Erdbeeren sind bei Deutschen beliebt

Der Pro-Kopf-Konsum von Erdbeeren ist leicht rückläufig. Mit 3,3 Kilo aßen die Deutschen im Jahr 2023 / 2024 durchschnittlich 700 Gramm weniger Erdbeeren als im Vorjahr, was unter anderem auf die gestiegenen Preise zurückzuführen sein könnte.
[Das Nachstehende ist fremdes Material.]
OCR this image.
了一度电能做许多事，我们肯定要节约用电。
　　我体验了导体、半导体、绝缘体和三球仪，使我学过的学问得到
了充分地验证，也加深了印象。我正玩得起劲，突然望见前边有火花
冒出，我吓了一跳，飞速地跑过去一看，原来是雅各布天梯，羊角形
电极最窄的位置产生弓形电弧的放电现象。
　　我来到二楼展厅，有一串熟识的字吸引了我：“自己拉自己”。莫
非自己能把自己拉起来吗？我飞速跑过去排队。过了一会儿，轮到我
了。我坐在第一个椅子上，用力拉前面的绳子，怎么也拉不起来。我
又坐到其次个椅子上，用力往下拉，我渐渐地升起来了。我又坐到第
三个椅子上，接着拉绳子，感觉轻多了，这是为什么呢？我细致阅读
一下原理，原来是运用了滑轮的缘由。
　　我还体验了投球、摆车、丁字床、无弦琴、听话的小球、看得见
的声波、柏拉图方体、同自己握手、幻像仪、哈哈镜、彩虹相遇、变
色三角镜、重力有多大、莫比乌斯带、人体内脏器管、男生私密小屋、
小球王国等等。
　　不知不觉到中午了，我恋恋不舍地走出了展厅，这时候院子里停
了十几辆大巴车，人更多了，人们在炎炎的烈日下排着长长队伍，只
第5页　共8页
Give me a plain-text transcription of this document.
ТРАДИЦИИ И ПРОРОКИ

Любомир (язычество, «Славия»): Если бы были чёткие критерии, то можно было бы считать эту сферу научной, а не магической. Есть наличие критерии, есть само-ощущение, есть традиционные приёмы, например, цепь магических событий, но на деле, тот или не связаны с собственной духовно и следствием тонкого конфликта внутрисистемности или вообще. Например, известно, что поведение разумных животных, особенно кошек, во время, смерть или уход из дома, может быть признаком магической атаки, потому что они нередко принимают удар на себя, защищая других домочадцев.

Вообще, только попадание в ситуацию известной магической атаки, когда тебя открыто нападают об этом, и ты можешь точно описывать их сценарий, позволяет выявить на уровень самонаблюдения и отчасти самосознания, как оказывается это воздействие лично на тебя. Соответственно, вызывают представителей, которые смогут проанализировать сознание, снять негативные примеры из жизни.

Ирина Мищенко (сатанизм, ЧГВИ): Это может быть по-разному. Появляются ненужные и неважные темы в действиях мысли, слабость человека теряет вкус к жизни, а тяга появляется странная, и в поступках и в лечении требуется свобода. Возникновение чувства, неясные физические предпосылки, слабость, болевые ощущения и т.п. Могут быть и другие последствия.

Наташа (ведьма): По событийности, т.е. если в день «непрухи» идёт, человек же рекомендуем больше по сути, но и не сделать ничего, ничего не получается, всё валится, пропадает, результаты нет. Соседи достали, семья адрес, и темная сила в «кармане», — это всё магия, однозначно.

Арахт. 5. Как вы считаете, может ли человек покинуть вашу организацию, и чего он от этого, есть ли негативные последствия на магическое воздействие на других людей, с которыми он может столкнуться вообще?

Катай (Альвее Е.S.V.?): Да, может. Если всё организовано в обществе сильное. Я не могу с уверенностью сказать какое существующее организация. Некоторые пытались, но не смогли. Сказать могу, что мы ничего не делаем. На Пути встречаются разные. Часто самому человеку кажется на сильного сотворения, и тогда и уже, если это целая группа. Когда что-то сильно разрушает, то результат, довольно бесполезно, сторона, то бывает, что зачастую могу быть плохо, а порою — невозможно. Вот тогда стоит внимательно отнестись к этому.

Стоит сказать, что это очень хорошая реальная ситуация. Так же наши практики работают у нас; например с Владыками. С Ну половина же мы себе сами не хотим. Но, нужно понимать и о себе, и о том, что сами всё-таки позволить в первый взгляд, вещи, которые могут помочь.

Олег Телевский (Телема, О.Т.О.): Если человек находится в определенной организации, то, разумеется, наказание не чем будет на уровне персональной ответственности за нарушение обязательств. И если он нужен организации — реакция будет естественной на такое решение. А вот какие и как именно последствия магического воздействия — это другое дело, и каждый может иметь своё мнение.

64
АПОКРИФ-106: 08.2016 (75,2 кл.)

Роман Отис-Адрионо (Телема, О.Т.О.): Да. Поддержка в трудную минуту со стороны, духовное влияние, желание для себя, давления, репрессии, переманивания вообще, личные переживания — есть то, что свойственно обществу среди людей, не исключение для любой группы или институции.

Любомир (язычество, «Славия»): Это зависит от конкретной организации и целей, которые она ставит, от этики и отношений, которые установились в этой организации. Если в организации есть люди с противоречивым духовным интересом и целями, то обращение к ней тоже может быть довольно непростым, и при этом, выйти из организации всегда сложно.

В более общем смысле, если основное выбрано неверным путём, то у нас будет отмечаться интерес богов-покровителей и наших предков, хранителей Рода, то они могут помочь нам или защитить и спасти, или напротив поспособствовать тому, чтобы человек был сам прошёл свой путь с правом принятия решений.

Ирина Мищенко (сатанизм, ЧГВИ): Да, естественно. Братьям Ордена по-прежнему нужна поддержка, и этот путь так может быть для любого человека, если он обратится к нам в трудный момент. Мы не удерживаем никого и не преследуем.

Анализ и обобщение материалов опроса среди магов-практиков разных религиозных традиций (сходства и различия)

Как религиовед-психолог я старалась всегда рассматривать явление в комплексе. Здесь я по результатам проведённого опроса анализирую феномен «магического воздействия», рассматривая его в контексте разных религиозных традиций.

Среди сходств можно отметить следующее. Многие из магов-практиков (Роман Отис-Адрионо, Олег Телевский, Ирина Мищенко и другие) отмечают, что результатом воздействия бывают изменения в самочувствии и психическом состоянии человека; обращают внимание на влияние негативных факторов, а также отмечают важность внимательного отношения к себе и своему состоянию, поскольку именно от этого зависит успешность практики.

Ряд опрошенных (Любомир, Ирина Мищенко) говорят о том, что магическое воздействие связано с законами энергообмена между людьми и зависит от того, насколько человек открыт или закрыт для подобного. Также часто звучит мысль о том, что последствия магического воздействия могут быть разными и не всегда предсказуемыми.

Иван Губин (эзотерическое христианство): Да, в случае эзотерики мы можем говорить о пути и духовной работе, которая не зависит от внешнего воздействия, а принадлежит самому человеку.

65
Beliebt ist die Erdbeere nach wie vor in Deutschland:

Sie rangiert auf Platz vier der meistgekauften Obstsorten – hinter Äpfel, Bananen und Trauben.

Die Anbaufläche für Erdbeeren in Deutschland ist in den letzten zehn Jahren um mehr als ein Viertel zurückgegangen – von 19.434 Hektar im Jahr 2013 auf 14.010 Hektar im Jahr 2023.

Botanisch betrachtet zählt die Erdbeere nicht zu den Beeren, sondern zu den Sammelnussfrüchten.

Richtige Nüsse sind Erdbeeren dennoch nicht, den nur die kleinen, gelblichen Samen auf der Oberfläche gelten als Nüsschen.

Das rote, saftige Fruchtfleisch, das als Erdbeere wahrgenommen wird, ist eine sogenannte Scheinfrucht oder Sammelfrucht.

Polnische Erdbeeren sind für Verbraucherinnen und Verbraucher im Grenzgebiet bei Schwedt eine preiswerte Alternative zu regionalen Früchten. Der Preisunterschied von bis zu 1,70 Euro pro 500 Gramm macht sich im Portemonnaie bemerkbar.

Steigende Produktionskosten, geringere Anbauflächen und der wachsende Importdruck setzen die heimischen Betriebe zunehmend unter Druck. Während die Nachfrage nach Erdbeeren weiterhin hoch bleibt, bleibt der Markt in Bewegung – und der Griff zur günstigeren Schale aus Polen für viele Menschen eine naheliegende Option.